Friday, June 17, 2011

Animal Planet

Yesterday I went for a hike in the Rajah Sikatuna National Park. This is an area in the interior of Bohol Island. To get there I took a 1.5h bus ride (to travel the 40km) to the village of Bilar. From there I hopped on a motorbike to reach the park entrance. Upon dropping me off, my driver pointed to a man in a worn out tshirt, shorts and flip flops standing beside the locked visitor information building. My driver told me "that's my cousin. He will take care of you." At this point my driver took off and the cousin started howling like a maniac. It was then that I started to become concerned, wondering what I had gotten myself into. Alone in an isolated forest with a man who was crying out for no apparent reason who did not appear to be associated with the national park.

Turns out he was howling to attract the monkeys and he does work for the park, he just isn't required to wear any sort of uniform. Pretty soon a troop of monkeys had descended on us and I was feeding them bananas.


He then guided me through a small area of the park. We saw a flying lemur sleeping in a tree, some frogs, lizards and just before stepping on it, my guide noticed a poisonous Philippines Cobra lying on our path (this is now my second close encounter with a poisonous snake in less than a week).


Towards the end of our hike we visited a cave with many bats hanging from the roof. It was quite creepy to look back at the entrance to the cave and see a bat's silhouette flying away. Even creepier was having one fly what seemed to be cms away from my face. While we were in the cave that it started to pour rain. Part of me thought it made more sense to wait out the rain where it was dry. And then more bats flew past me and I changed my mind. The thought of one of them flying into my head was more than enough to get me out of there.

While hiking around I found it amusing that it was only me, in my expensive hiking boots, who was slipping on the wet pathway, while my guide in his flip flops was constantly turning back to help me over the more treacherous areas. I'll say it was his experience and knowledge of the trails along with my usual clumsiness that made the difference.

Later that afternoon I went to visit the Tarsier Sanctuary. These are the smallest primates in the world - so small in fact that they are about the size of my palm. They can turn their heads 180 degrees in either direction and their eyes are proportionally 150x larger than humans'. The sanctuary was established to help protect these endangered animals, and also to give visitors a sustainable method of seeing these creatures. Sadly, in the past people would catch them and keep them in cages and then charge tourists to take photos with the tarsiers. In this setting, a tarsier will die within a year and risks being crushed by careless hands. Now, in the sanctuary, it is possible to guarantee a sighting of them in their natural environment, all while promoting their protection.


To give an idea of their size, my finger was pretty well right next to the tarsier.


To get to the sanctuary I took a jeepney, the Philippines' version of a city bus (or if you've been to east Africa, a better analogy is a dala dala).

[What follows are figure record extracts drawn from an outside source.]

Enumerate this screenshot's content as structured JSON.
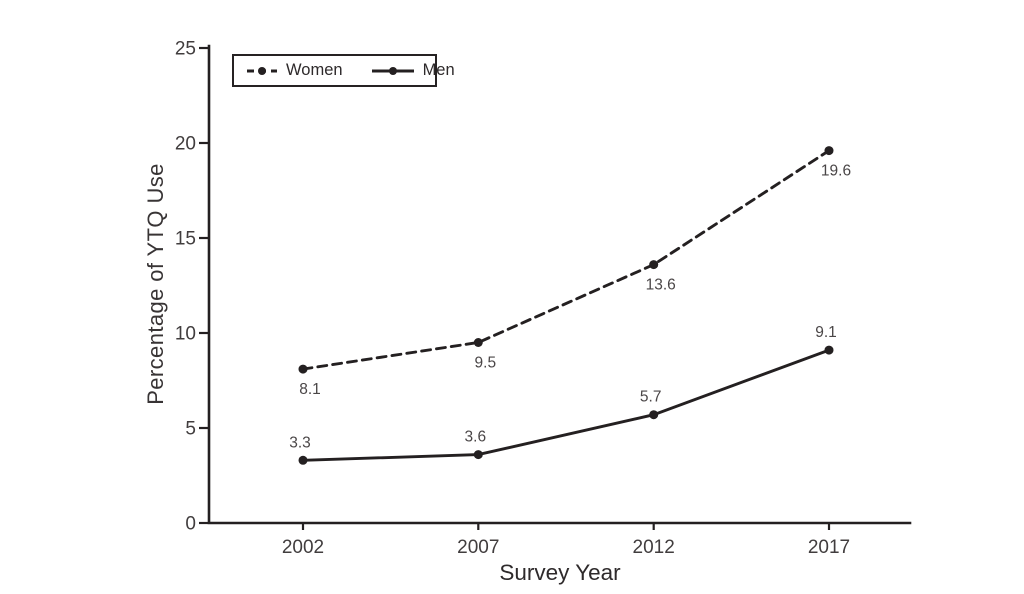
{
  "chart_data": {
    "type": "line",
    "title": "",
    "xlabel": "Survey Year",
    "ylabel": "Percentage of YTQ Use",
    "x": [
      "2002",
      "2007",
      "2012",
      "2017"
    ],
    "yticks": [
      0,
      5,
      10,
      15,
      20,
      25
    ],
    "ylim": [
      0,
      25
    ],
    "grid": false,
    "legend_position": "top-left-inside-box",
    "series": [
      {
        "name": "Women",
        "line_style": "dashed",
        "marker": "filled-circle",
        "values": [
          8.1,
          9.5,
          13.6,
          19.6
        ],
        "point_labels": [
          "8.1",
          "9.5",
          "13.6",
          "19.6"
        ],
        "label_position": "below"
      },
      {
        "name": "Men",
        "line_style": "solid",
        "marker": "filled-circle",
        "values": [
          3.3,
          3.6,
          5.7,
          9.1
        ],
        "point_labels": [
          "3.3",
          "3.6",
          "5.7",
          "9.1"
        ],
        "label_position": "above"
      }
    ],
    "colors": {
      "line": "#242021",
      "axis": "#242021",
      "tick_text": "#413d3e",
      "point_label_text": "#4a4647",
      "background": "#ffffff"
    }
  }
}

They are basically extended jeeps that cram as many people as possible into their backs. They first came about after WWII when locals started using US military jeeps left behind as a means of transporting people around. The basic shape stuck, although now with an extended rear area.

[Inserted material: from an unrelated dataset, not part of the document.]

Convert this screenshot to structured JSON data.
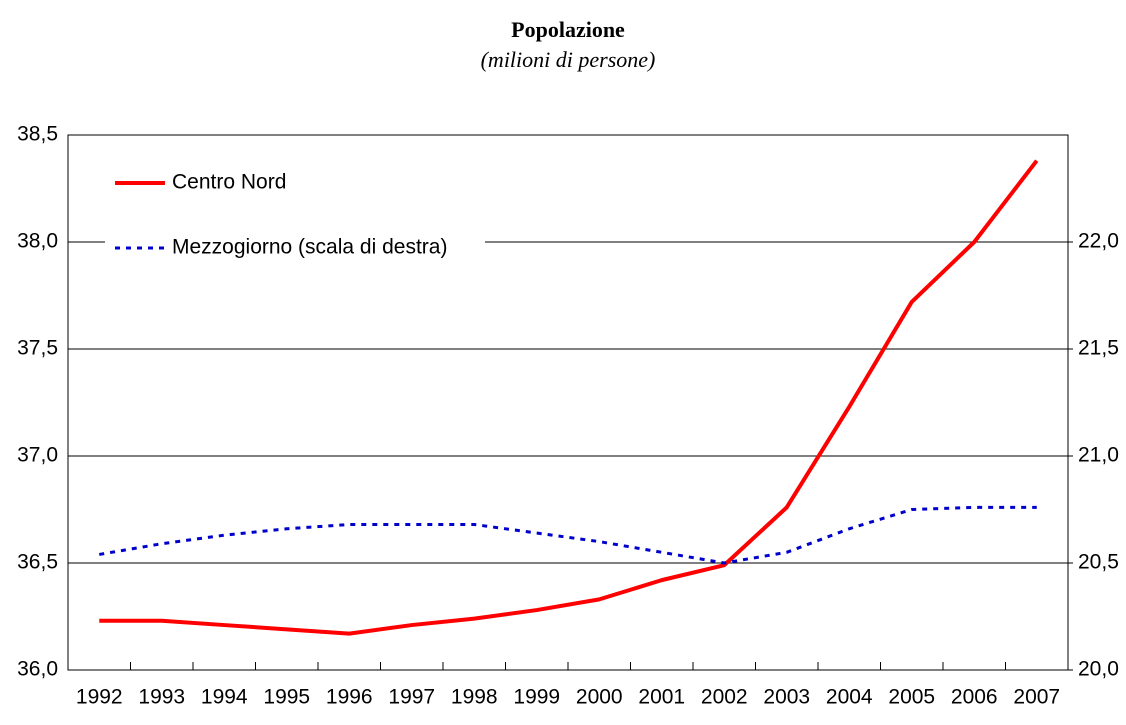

Many motorbike drivers were trying to insist that I needed them to drive me as the sanctuary was very far from the main road and the jeepney wouldn't bring me all the way in. I insisted that I was ok walking however far it was, especially considering that my return trip on the jeepney was about 1/5 the cost of a motobike ride. Also it turns out that the sanctuary was about 600m from the road, a distance I am perfectly capable of walking on my own (shocking, I know). However, after leaving the sanctuary I was starting to regret my decision. I had waited over an hour for a jeepney to arrive. The sun would be setting soon and I was starting to wonder if I would have to walk a few kilometers along the highway to the nearest town and hire someone to drive me back into the city from there. Had I hired a motorbike he would have waited for me at the centre while I went in. Luckily, my patience paid off and a jeepney finally arrived and brought me back problem free.

I've now moved on to Alona Beach and will be diving again tomorrow. Sadly, it's been pouring rain all day. But that won't matter too much tomorrow when I'm 20m below the surface!

1 comment:

  1. sounds like you are having a great time! and I'm loving the blogging! i can't wait to see even more pictures!